Privately-owned housing starts declined last month to an annualized rate of 1.2 million, the US Census Bureau said Thursday. That represents a 22% decline from the pace in February.

All four geographical segments in the United States were down, led by a 43% plunge in the Northeast, which is getting hit hardest by the health crisis.

The worse-than-expected declines in housing starts reflects the economic impact caused by the health restrictions and general uncertainty from the pandemic.

Building permits, a more forward-looking indicator, also slowed. Privately-owned housing units authorized by permits in March dropped to an annual rate of 1.4 million, Census said. That’s 7% below the February pace. The drop was led by single-family authorizations. However, authorizations of multi-unit buildings rose by 5% from the February pace.

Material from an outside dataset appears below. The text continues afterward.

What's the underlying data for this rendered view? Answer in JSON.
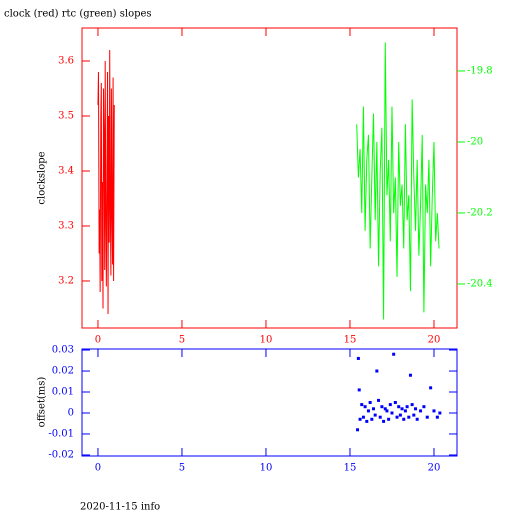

It’s the latest sign that the pandemic will have hurt America’s once-booming housing market.

Industry executives have become significantly more pessimistic about the outlook for the housing market.

US homebuilder confidence for single-family homes plunged in April by a record 42 points, according to a National Association of Homebuilders index released Wednesday.

“The unfolding nightmare in the labor market has removed large numbers of potential homebuyers from the pool,” Ian Shepherdson, chief economist at Pantheon Macroeconomics, wrote in a report Wednesday.

New numbers released Thursday show that another 5.2 million Americans filed for unemployment benefits in the week ended April 11. All told, 22 million people have filed for first-time claims since mid-March.

The government is attempting to avoid a wave of foreclosures caused by the mass layoffs by allowing homeowners hurt by the coronavirus pandemic to postpone payments.

Yet many Americans may be less willing to buy homes when they read the dreary economic headlines and look at sharp declines in their investment portfolios.

“Everything will get revalued. If the stock market is lower, that has massive wealth effects,” said Peter Boockvar, chief investment officer at Bleakley Advisory Group.

Yet others argue that historically-low borrowing costs and a limited amount of supply of homes will insulate the real estate market.

“I don’t expect a collapse in prices,” said David Kelly, chief global strategist at JPMorgan Asset Management. “There’s no reasons to sell your home at a loss this year if you can get a better price next year.”